Nous sommes tous interpellés, responsables, élus, citoyens ; tous, nous devons réfléchir à ce qui vient de se passer mais à condition d'en tirer les enseignements qui s'imposent. Gardons-nous en effet de l'amalgame, de la confusion, de la récupération que tentent de faire de ces actions tragiques certains, ici ou là, bien prompts à se poser de nouveau comme l'expression authentique des aspirations populaires les plus profondes. Posons donc ce qui nous paraît être les bonnes questions pour tenter d'y apporter les réponses conséquentes qui s'imposent.
L'on ne peut, pour commencer, évacuer
ceci : c'est notre société qui a fabriqué ces jeunes terroristes marocains opérant chez nous, aucun d'entre eux n'a eu l'opportunité de sortir de nos frontières -nous sommes donc en face de profils locaux , évoluant et baignant dans notre environnement, parmi nous ou plutôt -comment le nier ? - à côté de nous. C'est un échec, c'est notre échec à tous parce que c'est là le lot de notre développement économique et social ou plutôt de notre mal-développement ? Ce sont en effet certaines options, certains choix qui y sont liés et une grande cécité des décideurs qui ont laissé se développer ces bidonvilles de «non-droit» et qui ne sont que la conséquence de l'exclusion.
On s'est beaucoup occupé des lumières de la capitale économique du Royaume, mais qu'a-t-on fait de ses ombres ou plutôt de ses ténèbres? Le développement se voulait solidaire et inscrit résolument dans une politique d'aménagement du territoire : il nous livre en fait des contre-sociétés de dizaines de milliers d'âmes, à la périphérie de Casablanca et de tant d'autres villes, où règne le «non-droit» avec ses codes et ses aventures incontrôlées et forcément incontrôlables. Comment redresser cette situation et asseoir pour demain, durablement, une autre articulation qui conduise à l'éradication de ce sombre tableau ? Tel est l'enjeu.

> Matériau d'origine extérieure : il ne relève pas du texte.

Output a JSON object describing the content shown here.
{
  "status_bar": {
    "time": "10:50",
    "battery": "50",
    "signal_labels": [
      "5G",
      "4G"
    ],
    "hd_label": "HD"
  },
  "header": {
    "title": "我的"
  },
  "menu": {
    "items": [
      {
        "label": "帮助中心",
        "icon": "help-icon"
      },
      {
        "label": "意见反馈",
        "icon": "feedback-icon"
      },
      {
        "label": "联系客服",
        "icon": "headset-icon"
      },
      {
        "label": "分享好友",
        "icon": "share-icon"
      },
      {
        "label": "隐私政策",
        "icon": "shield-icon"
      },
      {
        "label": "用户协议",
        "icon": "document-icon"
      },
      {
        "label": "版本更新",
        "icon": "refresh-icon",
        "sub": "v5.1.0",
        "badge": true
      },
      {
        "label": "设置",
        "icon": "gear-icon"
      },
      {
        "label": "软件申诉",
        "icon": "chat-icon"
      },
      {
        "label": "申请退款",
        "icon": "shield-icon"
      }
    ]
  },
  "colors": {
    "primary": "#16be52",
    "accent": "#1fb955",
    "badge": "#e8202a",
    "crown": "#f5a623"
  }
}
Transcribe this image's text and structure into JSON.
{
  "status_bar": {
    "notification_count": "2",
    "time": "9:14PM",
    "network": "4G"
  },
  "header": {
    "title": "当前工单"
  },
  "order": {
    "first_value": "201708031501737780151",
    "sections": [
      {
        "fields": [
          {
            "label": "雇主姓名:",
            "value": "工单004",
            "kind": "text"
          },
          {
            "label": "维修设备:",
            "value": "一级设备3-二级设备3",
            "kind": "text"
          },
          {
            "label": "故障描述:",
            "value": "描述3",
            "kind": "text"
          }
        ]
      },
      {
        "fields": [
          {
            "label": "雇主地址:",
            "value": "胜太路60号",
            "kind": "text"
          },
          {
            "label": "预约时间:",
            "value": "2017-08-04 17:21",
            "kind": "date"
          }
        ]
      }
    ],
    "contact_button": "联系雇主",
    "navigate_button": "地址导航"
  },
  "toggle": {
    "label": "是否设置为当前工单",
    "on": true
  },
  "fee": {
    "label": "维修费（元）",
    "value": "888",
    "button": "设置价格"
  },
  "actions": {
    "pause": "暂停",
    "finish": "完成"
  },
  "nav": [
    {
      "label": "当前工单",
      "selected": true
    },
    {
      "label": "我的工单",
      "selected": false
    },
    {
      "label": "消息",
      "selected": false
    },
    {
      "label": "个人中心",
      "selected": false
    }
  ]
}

Les gouvernements successifs n'ont pas
été - il faut bien le dire - à la hauteur de ces exigences. Aucun d'entre eux n'a sérieusement appréhendé cette problématique : des projets sociaux ont pu être réalisés mais ils ne participaient pas vraiment d'une véritable vision et ne répondaient guère à ses implications: l'édification d'une société accordant une place à tous les siens, les mobilisant dans une dynamique de travail et d'effort, et leur donnant des références
de conduite et de morale. Le cabinet d'alternance de Youssoufi qui avait tant et tant promis pour changer la société n'a fait ni plus ni mieux dans ce domaine. On en attendait des réformes imaginatives, audacieuses mêmes, un volontarisme réformateur pour tout dire - il n'a laissé derrière lui, après pratiquement cinq ans, qu'un bilan globalement négatif dans ce domaine.
D'un autre côté, comment ne pas se demander pourquoi et comment l'Etat a pu laisser faire un tel décrochage : entre ses missions générales d'encadreur, d'aménageur, de développeur et de planificateur et un état de fait, sur le terrain, qui s'apparente à ce qu'il faut bien appeler l'incurie et la démission ; entre ses missions d'ordre public et le laisser-faire couplé au laisser-aller qui articulent des pans entiers de notre société, en particulier dans les zones périurbaines ?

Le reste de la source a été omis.